A key study on the safety of perchlorate in the water is coming under attack.
The researchers, backed by a grant from the industries that make and use perchlorate, concluded that the infinitesimal amounts in their test had no effect on the healthy adults who signed on for the two-week study. In February, the research team's findings became the linchpin of a national policy on how much perchlorate can be safely consumed. Federal regulators will use the policy to decide whether to limit perchlorate in drinking water, and what the limit should be. But a growing number of scientists see cracks in the foundation of that policy. The government's reliance on the study has come under fire by regulators in at least three states.

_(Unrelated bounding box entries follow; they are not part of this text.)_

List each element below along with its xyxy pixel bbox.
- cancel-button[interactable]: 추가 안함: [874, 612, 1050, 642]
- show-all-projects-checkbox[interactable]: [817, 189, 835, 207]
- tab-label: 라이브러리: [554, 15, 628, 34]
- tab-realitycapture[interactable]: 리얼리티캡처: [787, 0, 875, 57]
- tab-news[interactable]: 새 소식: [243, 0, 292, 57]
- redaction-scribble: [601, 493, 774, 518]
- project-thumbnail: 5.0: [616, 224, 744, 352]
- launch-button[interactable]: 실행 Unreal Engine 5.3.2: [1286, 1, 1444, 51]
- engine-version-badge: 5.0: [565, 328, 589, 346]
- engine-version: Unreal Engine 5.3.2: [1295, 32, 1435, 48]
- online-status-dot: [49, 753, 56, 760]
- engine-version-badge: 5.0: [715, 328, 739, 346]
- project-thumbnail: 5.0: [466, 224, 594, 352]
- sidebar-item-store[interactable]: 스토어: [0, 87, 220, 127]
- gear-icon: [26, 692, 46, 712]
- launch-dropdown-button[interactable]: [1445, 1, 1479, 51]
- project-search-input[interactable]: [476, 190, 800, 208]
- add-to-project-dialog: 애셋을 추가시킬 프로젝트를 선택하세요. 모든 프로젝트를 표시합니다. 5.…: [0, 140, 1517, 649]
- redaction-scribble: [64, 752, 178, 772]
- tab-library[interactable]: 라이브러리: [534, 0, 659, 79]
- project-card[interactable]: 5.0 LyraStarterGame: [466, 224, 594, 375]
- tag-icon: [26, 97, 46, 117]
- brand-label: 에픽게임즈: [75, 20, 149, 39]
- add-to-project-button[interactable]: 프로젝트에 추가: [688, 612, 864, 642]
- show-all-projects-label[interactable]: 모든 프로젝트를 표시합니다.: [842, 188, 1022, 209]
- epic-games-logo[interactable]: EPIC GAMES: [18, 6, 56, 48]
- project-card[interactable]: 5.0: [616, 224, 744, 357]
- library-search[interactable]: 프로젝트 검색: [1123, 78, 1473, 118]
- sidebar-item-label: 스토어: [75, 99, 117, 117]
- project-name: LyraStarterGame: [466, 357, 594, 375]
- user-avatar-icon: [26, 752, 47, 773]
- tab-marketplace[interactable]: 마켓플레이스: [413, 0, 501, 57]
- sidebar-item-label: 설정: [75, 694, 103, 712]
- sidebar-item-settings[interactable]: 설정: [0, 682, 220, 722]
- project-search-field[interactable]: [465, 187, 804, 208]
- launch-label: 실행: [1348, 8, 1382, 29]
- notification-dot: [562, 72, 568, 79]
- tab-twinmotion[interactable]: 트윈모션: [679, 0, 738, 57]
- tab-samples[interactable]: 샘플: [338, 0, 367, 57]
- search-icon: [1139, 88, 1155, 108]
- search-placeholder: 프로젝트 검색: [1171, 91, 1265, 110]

The main objection seems to be that the report doesn't reveal all the details about every subject in the study.
The unpublished data, obtained by The Press-Enterprise, show that perchlorate could have inhibited thyroid function in at least two people recruited for the study. The researchers mathematically summarized much of the data in ways that made it impossible to see potential effects, said Michael S. Hutcheson, head of the air and water toxics division for the Massachusetts Department of Environmental Protection.
So what were the findings that got buried in the summary?
The authors didn't report in the journal that a 34-year-old woman had a 39 percent reduction in iodide absorption and a 46-year-old woman had a 36 percent reduction. Three others had increased function, including one whose absorption increased by 39 percent.
My hunch: If you take a bunch of people and monitor their thyroid function for two weeks, you'll find that iodine absorbtion fluctuates. Some will show increased absorbtion by the end of two weeks, and some will show decreased absorbtion. Before we can draw any conclusions about the effect of perchlorate on the volunteers in this study, we should at least have some idea what happens in the absence of any increased dose of perchlorate.
Until we know what "normal" looks like, we can't evaluate what "abnormal" is.